The latest Sentence Transformers release quietly changes something fundamental. Version 5.4 adds native multimodal support—same API, same patterns, but now you can encode and compare text, images, audio, and video in a shared embedding space.

This isn't a wrapper. It's a direct extension of the embedding workflow that most RAG pipelines already use.

The Shift

Traditional embedding models convert text into fixed-size vectors. You encode a query, encode your documents, compute cosine similarity. Works great until someone wants to search for "that screenshot with the error message" or "the slide deck about Q3 projections."

Multimodal embedding models solve this by mapping inputs from different modalities into the same embedding space. A text query and an image document now share a coordinate system. Same similarity functions. Same retrieval logic. Different modalities.

What's Actually New

Sentence Transformers 5.4 adds:

Multimodal encoding: model.encode() now handles images, audio, and video alongside text
Cross-modal reranking: Score relevance between mixed-modality pairs
Unified API: No new abstractions—load a model, encode inputs, compute similarity

from sentence_transformers import SentenceTransformer

model = SentenceTransformer("Qwen/Qwen3-VL-Embedding-2B")

# Encode different modalities
text_emb = model.encode("quarterly revenue report")
img_emb = model.encode("path/to/screenshot.png")

# Same similarity function you already use
similarity = model.similarity(text_emb, img_emb)

The reranker models extend similarly—you can score pairs where one or both elements are images.

Why This Matters for RAG

Most production RAG systems are text-only. When users ask about visual content, you either:

Run OCR on everything (slow, lossy)
Ignore it entirely (incomplete)
Build a parallel image search system (complex, disconnected)

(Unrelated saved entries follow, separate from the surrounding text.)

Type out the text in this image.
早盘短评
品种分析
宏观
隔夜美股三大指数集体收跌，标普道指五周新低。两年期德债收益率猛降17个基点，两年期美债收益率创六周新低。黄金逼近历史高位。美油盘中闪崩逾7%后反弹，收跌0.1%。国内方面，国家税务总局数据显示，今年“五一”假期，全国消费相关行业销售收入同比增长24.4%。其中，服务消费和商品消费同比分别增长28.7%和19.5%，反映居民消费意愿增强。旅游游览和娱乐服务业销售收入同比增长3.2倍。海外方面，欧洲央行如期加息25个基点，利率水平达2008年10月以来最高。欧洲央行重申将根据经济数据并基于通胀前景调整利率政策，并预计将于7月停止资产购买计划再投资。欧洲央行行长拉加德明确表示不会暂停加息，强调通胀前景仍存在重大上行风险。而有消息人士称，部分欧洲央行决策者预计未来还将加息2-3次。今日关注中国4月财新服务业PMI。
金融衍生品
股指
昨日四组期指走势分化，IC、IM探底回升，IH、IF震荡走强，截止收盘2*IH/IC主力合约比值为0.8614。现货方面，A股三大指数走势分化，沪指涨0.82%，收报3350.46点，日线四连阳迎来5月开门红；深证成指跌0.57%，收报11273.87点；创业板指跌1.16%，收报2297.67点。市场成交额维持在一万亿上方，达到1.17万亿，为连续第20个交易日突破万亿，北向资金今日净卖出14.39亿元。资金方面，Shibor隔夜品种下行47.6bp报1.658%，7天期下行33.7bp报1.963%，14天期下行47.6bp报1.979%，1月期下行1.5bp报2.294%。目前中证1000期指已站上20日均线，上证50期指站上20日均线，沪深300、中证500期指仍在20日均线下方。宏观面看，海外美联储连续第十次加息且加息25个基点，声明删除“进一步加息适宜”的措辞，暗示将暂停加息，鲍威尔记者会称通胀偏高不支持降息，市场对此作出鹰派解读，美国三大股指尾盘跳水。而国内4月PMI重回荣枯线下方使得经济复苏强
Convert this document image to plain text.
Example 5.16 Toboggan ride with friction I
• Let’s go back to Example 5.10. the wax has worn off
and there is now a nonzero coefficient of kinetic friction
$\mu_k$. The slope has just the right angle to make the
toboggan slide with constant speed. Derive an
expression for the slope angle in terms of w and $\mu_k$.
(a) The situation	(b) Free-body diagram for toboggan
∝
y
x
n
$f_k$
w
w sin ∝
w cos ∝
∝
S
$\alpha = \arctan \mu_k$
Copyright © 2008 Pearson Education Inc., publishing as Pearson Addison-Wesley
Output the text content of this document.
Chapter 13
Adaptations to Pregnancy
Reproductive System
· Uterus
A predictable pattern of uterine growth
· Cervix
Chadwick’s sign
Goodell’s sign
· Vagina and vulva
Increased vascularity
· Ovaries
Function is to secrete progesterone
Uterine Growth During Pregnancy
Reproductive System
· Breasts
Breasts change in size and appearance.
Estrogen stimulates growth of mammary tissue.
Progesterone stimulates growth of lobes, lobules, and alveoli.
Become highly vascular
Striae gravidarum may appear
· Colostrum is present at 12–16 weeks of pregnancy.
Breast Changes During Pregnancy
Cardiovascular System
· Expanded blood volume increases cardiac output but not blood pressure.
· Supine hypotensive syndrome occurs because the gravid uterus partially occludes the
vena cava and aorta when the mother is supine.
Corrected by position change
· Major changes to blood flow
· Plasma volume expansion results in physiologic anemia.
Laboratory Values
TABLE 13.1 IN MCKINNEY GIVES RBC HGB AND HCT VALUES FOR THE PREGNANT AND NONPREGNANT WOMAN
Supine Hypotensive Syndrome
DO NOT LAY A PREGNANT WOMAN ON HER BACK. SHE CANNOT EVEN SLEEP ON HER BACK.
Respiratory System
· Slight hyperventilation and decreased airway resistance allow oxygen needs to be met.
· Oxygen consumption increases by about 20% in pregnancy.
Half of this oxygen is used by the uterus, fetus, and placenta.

Multimodal embeddings collapse these into one pipeline. Your retrieval step can surface relevant images alongside text chunks without OCR preprocessing or separate indices.

The reranking layer matters here too. Cross-encoder rerankers have been essential for text RAG because they score query-document pairs more accurately than embedding similarity alone. Multimodal rerankers extend that to visual documents.

The Hardware Reality

There's a catch. VLM-based models like Qwen3-VL-2B need ~8GB VRAM. The 8B variants need ~20GB. CPU inference is "extremely slow" per the docs—CLIP and text-only models are better suited there.

For production systems with GPU infrastructure, this is manageable. For edge deployments, you'll want smaller models or cloud inference.

The Practical Impact

This changes what you can retrieve:

Visual document RAG: Search PDFs with embedded charts, screenshots, and diagrams
Cross-modal search: Find video clips from text descriptions
Multimodal deduplication: Identify near-duplicates across modalities

The API stays familiar. The infrastructure requirements shift. The use cases expand.

What We're Still Missing

The release handles encoding and reranking well, but production multimodal RAG needs more:

Index efficiency: FAISS and similar indices weren't designed for mixed-modality queries
Chunking strategies: How do you chunk a video? What about image grids?
Evaluation frameworks: BEIR and MTEB are text-only; multimodal benchmarks are sparse

These will get solved. The embedding layer is now in place.

The gap between text RAG and multimodal RAG just got smaller. The question is whether your retrieval pipeline can handle what's now possible.